In Serializer I've changed input signature from
S deserialize(byte[])
byte[] serialize(S)
into
S deserialize(byte[], int)
void serialize(S, OutputSteam)
I've introduced inherited ByteArrayOutputStream for access to underlying buffer
I've removed copy from JavaBuiltIn.mediaTransformer so it doesn't create useless garbage.
Rerun the tests for those three codecs...
Protostuff remained almost the same (+15 for serialization)
json/dsl-platform remained almost the same (-25 for serialization)
New json/dsl-platform/databind codec which can bind to an existing POJO improved a lot (this is equivalent of json/dsl-platform but instead of translating from existing POJO to DSL POJO, it uses existing POJO directly)
min:0.007
max:4.379
average:0.00952261257168601ms deviation:5.226125716860115E-4ms
-----------------------------------------------------------------------------
min:550.659
max:1193.018
average:578.8223589951363ms deviation:12.746358995136234ms
-----------------------------------------------------------------------------
min:812.383
max:16727.2635
average:878.1641930719179ms deviation:36.50219307191787ms
So it still generates garbage, but only on deserialization - I also tried deserializing into an existing instance, but there was no major difference, it still generated garbage (which is ok since it contains nested collections).

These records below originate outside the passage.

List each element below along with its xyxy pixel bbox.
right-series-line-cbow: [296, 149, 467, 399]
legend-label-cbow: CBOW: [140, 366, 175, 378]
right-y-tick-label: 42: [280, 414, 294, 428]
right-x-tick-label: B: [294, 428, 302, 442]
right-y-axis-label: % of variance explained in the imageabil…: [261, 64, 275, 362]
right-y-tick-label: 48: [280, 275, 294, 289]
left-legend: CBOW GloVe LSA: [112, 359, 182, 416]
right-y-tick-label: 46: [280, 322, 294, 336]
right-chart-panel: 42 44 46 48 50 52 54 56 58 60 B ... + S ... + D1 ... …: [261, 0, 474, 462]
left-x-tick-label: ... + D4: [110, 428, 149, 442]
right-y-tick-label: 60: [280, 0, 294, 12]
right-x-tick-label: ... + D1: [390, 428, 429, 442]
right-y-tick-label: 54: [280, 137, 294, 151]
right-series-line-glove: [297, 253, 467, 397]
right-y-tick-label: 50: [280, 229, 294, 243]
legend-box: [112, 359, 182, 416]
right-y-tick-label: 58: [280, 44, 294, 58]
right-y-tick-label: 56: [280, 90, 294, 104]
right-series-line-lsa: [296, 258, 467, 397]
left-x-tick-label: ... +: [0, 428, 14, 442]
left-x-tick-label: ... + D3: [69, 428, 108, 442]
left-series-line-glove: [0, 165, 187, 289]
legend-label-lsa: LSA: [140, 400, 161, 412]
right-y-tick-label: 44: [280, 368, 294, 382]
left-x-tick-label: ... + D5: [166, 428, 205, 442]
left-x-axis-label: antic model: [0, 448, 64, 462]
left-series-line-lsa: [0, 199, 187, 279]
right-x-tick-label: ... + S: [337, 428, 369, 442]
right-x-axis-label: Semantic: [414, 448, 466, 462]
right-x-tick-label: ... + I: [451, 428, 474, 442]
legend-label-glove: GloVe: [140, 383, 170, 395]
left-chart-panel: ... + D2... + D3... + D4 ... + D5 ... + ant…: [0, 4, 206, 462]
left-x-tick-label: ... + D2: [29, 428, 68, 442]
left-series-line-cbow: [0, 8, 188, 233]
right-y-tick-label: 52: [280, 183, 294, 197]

My take on this changes...
I think bench is certainly improved, since we can now introduce other libraries, such as SBE, FlatBuff and CNP without too much objections. The resulting comparison is much closer to the real world use case when somebody has an existing POJO and wants to use different codec for transport.
This also makes bench more POJO friendly and code-gen unfriendly, but I think that represents majority of use cases. Since conversion is being tracked and timed, it's fine to display results as such. We can reduce code-gen unfriendliness by allowing transformation into existing instances... but this too will create garbage (unless someone goes to the extreme).